I had it working before but I lost everything and reinstalled Ubuntu and I forgot how to make it work.
For anyone who runs a local Discourse on their computer, and has configured it to run on startup, please tell me how you did it.
The following is what I’ve tried.
I currently have ~/.local/bin/start-discourse
:
#!/usr/bin/env bash
cd ~/softwares/discourse
bundle exec rails server -p 3030 2> ~/start-discourse-stderr.txt
and
~/.local/bin/start-discourse-daemon
:
#!/usr/bin/env bash
daemon --name="local-discourse" bash start-discourse
both of which DO work. But I don’t want to run start-discourse
manually everytime I login.
So there are a few things I’ve tried.
Using crontab -e
and adding @reboot start-discourse
don’t work.
Using “Startup applications preference” doesn’t work. Tried both start-discourse
, start-discourse-daemon
, and even sleep 60 && start-discourse-daemon
… I tried sleep
command for most of methods here.
Adding .sh file into /etc/profile.d
don’t work.
.bashrc
… I keep forgetting that this gets run everytime a new terminal is opened. Sure, I could live with start-discourse-daemon
running everytime open a terminal but I think there are better way, and it would only run only if I open the terminal.
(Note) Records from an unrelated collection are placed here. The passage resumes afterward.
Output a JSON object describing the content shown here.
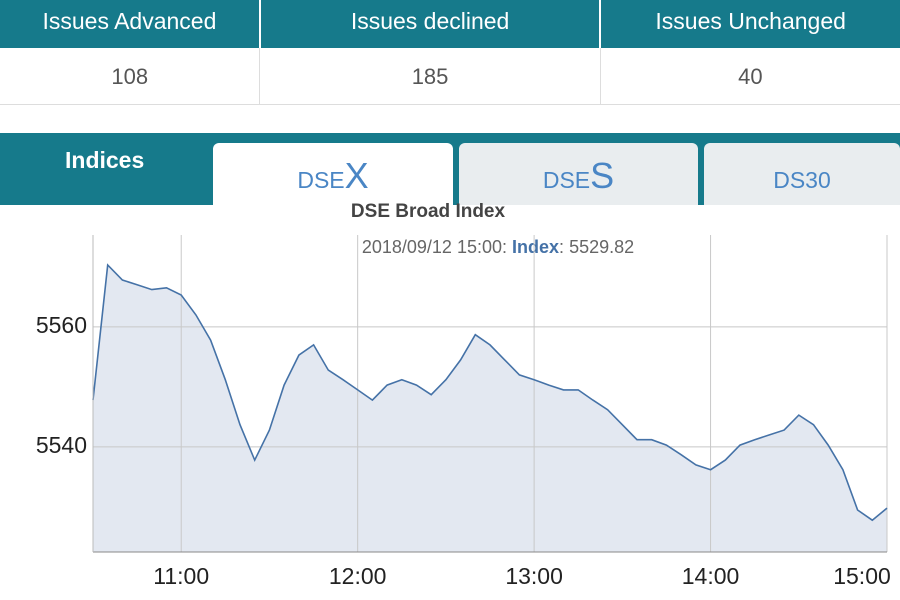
{
  "table": {
    "headers": [
      "Issues Advanced",
      "Issues declined",
      "Issues Unchanged"
    ],
    "rows": [
      [
        108,
        185,
        40
      ]
    ]
  },
  "tabs": {
    "label": "Indices",
    "items": [
      {
        "prefix": "DSE",
        "suffix": "X"
      },
      {
        "prefix": "DSE",
        "suffix": "S"
      },
      {
        "prefix": "DS30",
        "suffix": ""
      }
    ]
  },
  "chart_data": {
    "type": "line",
    "title": "DSE Broad Index",
    "tooltip": {
      "date": "2018/09/12 15:00:",
      "label": "Index",
      "separator": ":",
      "value": 5529.82
    },
    "x": [
      630,
      635,
      640,
      645,
      650,
      655,
      660,
      665,
      670,
      675,
      680,
      685,
      690,
      695,
      700,
      705,
      710,
      715,
      720,
      725,
      730,
      735,
      740,
      745,
      750,
      755,
      760,
      765,
      770,
      775,
      780,
      785,
      790,
      795,
      800,
      805,
      810,
      815,
      820,
      825,
      830,
      835,
      840,
      845,
      850,
      855,
      860,
      865,
      870,
      875,
      880,
      885,
      890,
      895,
      900
    ],
    "series": [
      {
        "name": "Index",
        "color": "#4572a7",
        "fill": "#e3e8f1",
        "values": [
          5547.8,
          5570.3,
          5567.8,
          5567,
          5566.2,
          5566.5,
          5565.3,
          5562,
          5557.8,
          5551.2,
          5543.7,
          5537.8,
          5542.8,
          5550.3,
          5555.3,
          5557,
          5552.8,
          5551.2,
          5549.5,
          5547.8,
          5550.3,
          5551.2,
          5550.3,
          5548.7,
          5551.2,
          5554.5,
          5558.7,
          5557,
          5554.5,
          5552,
          5551.2,
          5550.3,
          5549.5,
          5549.5,
          5547.8,
          5546.2,
          5543.7,
          5541.2,
          5541.2,
          5540.3,
          5538.7,
          5537,
          5536.2,
          5537.8,
          5540.3,
          5541.2,
          5542,
          5542.8,
          5545.3,
          5543.7,
          5540.3,
          5536.2,
          5529.5,
          5527.8,
          5529.82
        ]
      }
    ],
    "xlim": [
      630,
      900
    ],
    "xticks": [
      {
        "value": 660,
        "label": "11:00"
      },
      {
        "value": 720,
        "label": "12:00"
      },
      {
        "value": 780,
        "label": "13:00"
      },
      {
        "value": 840,
        "label": "14:00"
      },
      {
        "value": 900,
        "label": "15:00"
      }
    ],
    "ylim": [
      5522.5,
      5575.3
    ],
    "yticks": [
      5540,
      5560
    ],
    "grid": true
  }
}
Adding start-discourse-daemon
into ~/.profile
throws an error (into ~/start-discourse-stderr.txt
) bundle: exec command not found
. But it works when I logout and login again.
Using /etc/systemd/local-discourse.service
following this hackernoon post doesn’t work. Yes I did enable it and start which it works when I run systemctl start local-discourse
, but even when it’s enabled, it doesn’t work when rebooted.
I did try debugging with:
cd ~/softwares/discourse
bundle exec rails server -p 3030 > ~/start-discourse-stdout.txt 2> ~/start-discourse-stderr.txt
and even with
echo ($date "+%Y/%m/%d %H:%M:%S) Start script >> ~/start-discourse-log.txt
cd ~/softwares/discourse
echo ($date "+%Y/%m/%d %H:%M:%S) Changed directory, executing script >> ~/start-discourse-log.txt
bundle exec rails server -p 3030 > ~/stard/discourse-stdout.txt 2> ~/start-discourse-stderr.txt
echo ($date "+%Y/%m/%d %H:%M:%S) End of script >> ~/start-discourse-log.txt
and … for all or most of methods above does print all the logs into the ~/start-discourse-log.txt
file. And even create ~/start-discourse-stdout.txt
but this file would stay at size 0 forever.
If anything above worked for you please tell me which one.